Opening a savings account and putting away money will make a borrower more attractive to lenders following a bankruptcy. (Image: house image by kruszek from Fotolia.com)

CHMC is a government agency that provides insurance protection for banks and credit unions in Canada. If the borrower has less than 20 percent equity, the bank might require him to obtain insurance from CHMC to ensure that, in the event that the mortgage cannot be paid, the bank will still profit from the mortgage. If the borrower files for bankruptcy, however, there are a number of requirements he must fulfill in order to be accepted for a mortgage.

Re-establish Credit

To re-establish credit, the borrower must show that he can pay back loans, save money, and can feasibly pay a mortgage. The loans paid by the borrower should be new loans, not old ones, such as a car payment prior to filing for bankruptcy. It takes about 12 months and a $1,000 credit line after your discharge date to re-establish a newly reporting credit line.

Credit Line

To build up a credit score, the borrower needs to apply for secured credit and ensure that the credit balances are paid on time.
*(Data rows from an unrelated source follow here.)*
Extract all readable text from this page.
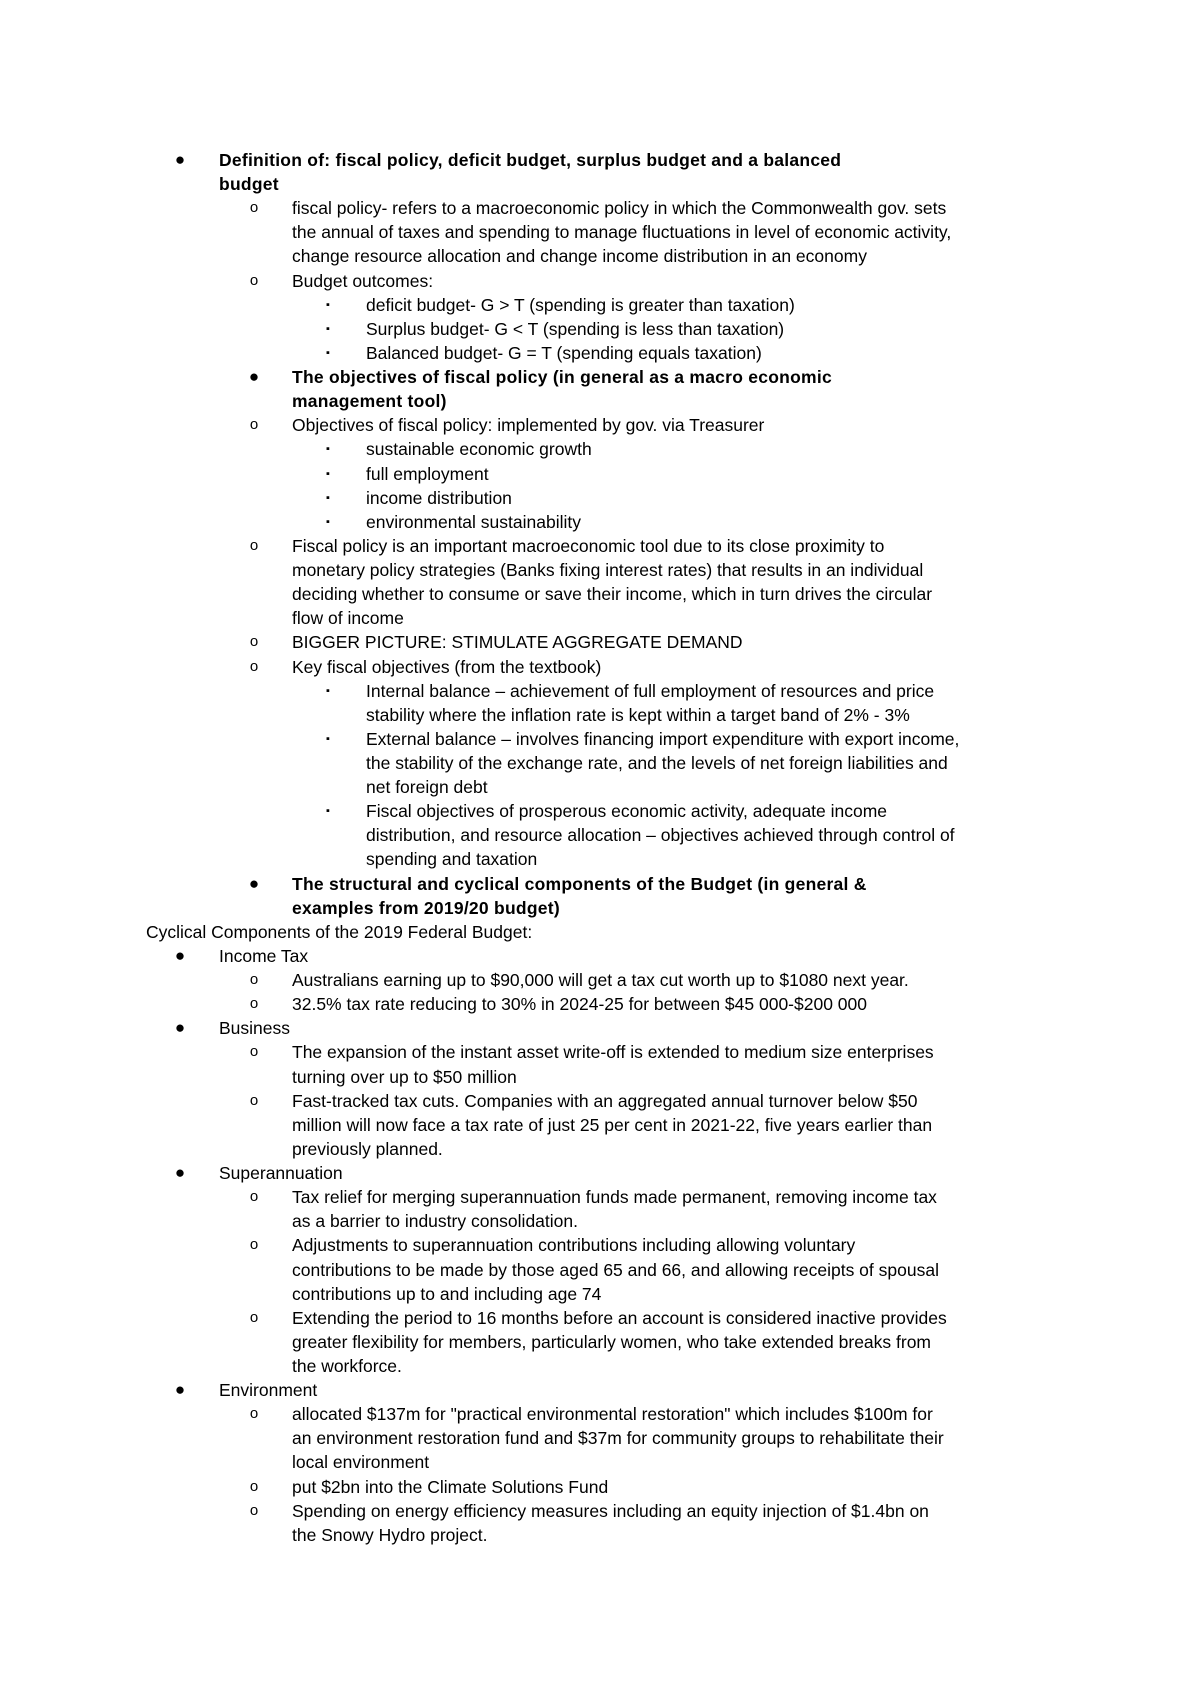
● Definition of: fiscal policy, deficit budget, surplus budget and a balanced
budget
o fiscal policy- refers to a macroeconomic policy in which the Commonwealth gov. sets
the annual of taxes and spending to manage fluctuations in level of economic activity,
change resource allocation and change income distribution in an economy
o Budget outcomes:
▪	deficit budget- G > T (spending is greater than taxation)
▪	Surplus budget- G < T (spending is less than taxation)
▪	Balanced budget- G = T (spending equals taxation)
● The objectives of fiscal policy (in general as a macro economic
management tool)
o Objectives of fiscal policy: implemented by gov. via Treasurer
▪	sustainable economic growth
▪	full employment
▪	income distribution
▪	environmental sustainability
o Fiscal policy is an important macroeconomic tool due to its close proximity to
monetary policy strategies (Banks fixing interest rates) that results in an individual
deciding whether to consume or save their income, which in turn drives the circular
flow of income
o BIGGER PICTURE: STIMULATE AGGREGATE DEMAND
o Key fiscal objectives (from the textbook)
▪	Internal balance – achievement of full employment of resources and price
stability where the inflation rate is kept within a target band of 2% - 3%
▪	External balance – involves financing import expenditure with export income,
the stability of the exchange rate, and the levels of net foreign liabilities and
net foreign debt
▪	Fiscal objectives of prosperous economic activity, adequate income
distribution, and resource allocation – objectives achieved through control of
spending and taxation
● The structural and cyclical components of the Budget (in general &
examples from 2019/20 budget)
Cyclical Components of the 2019 Federal Budget:
● Income Tax
o Australians earning up to $90,000 will get a tax cut worth up to $1080 next year.
o 32.5% tax rate reducing to 30% in 2024-25 for between $45 000-$200 000
● Business
o The expansion of the instant asset write-off is extended to medium size enterprises
turning over up to $50 million
o Fast-tracked tax cuts. Companies with an aggregated annual turnover below $50
million will now face a tax rate of just 25 per cent in 2021-22, five years earlier than
previously planned.
● Superannuation
o Tax relief for merging superannuation funds made permanent, removing income tax
as a barrier to industry consolidation.
o Adjustments to superannuation contributions including allowing voluntary
contributions to be made by those aged 65 and 66, and allowing receipts of spousal
contributions up to and including age 74
o Extending the period to 16 months before an account is considered inactive provides
greater flexibility for members, particularly women, who take extended breaks from
the workforce.
● Environment
o allocated $137m for "practical environmental restoration" which includes $100m for
an environment restoration fund and $37m for community groups to rehabilitate their
local environment
o put $2bn into the Climate Solutions Fund
o Spending on energy efficiency measures including an equity injection of $1.4bn on
the Snowy Hydro project.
In addition, it is recommended that the card balance should not exceed 50 percent of the credit limit. Repeatedly maxing out a credit card, even if it is repaid, could affect the credit score.

Obtain Advice

CMHC will generally provide mortgage insurance for a borrower who has been discharged for at least two years and have re-established credit. However, banks may have different requirements for borrowers. A mortgage broker should be able to provide insight and advice on the banks’ requirements.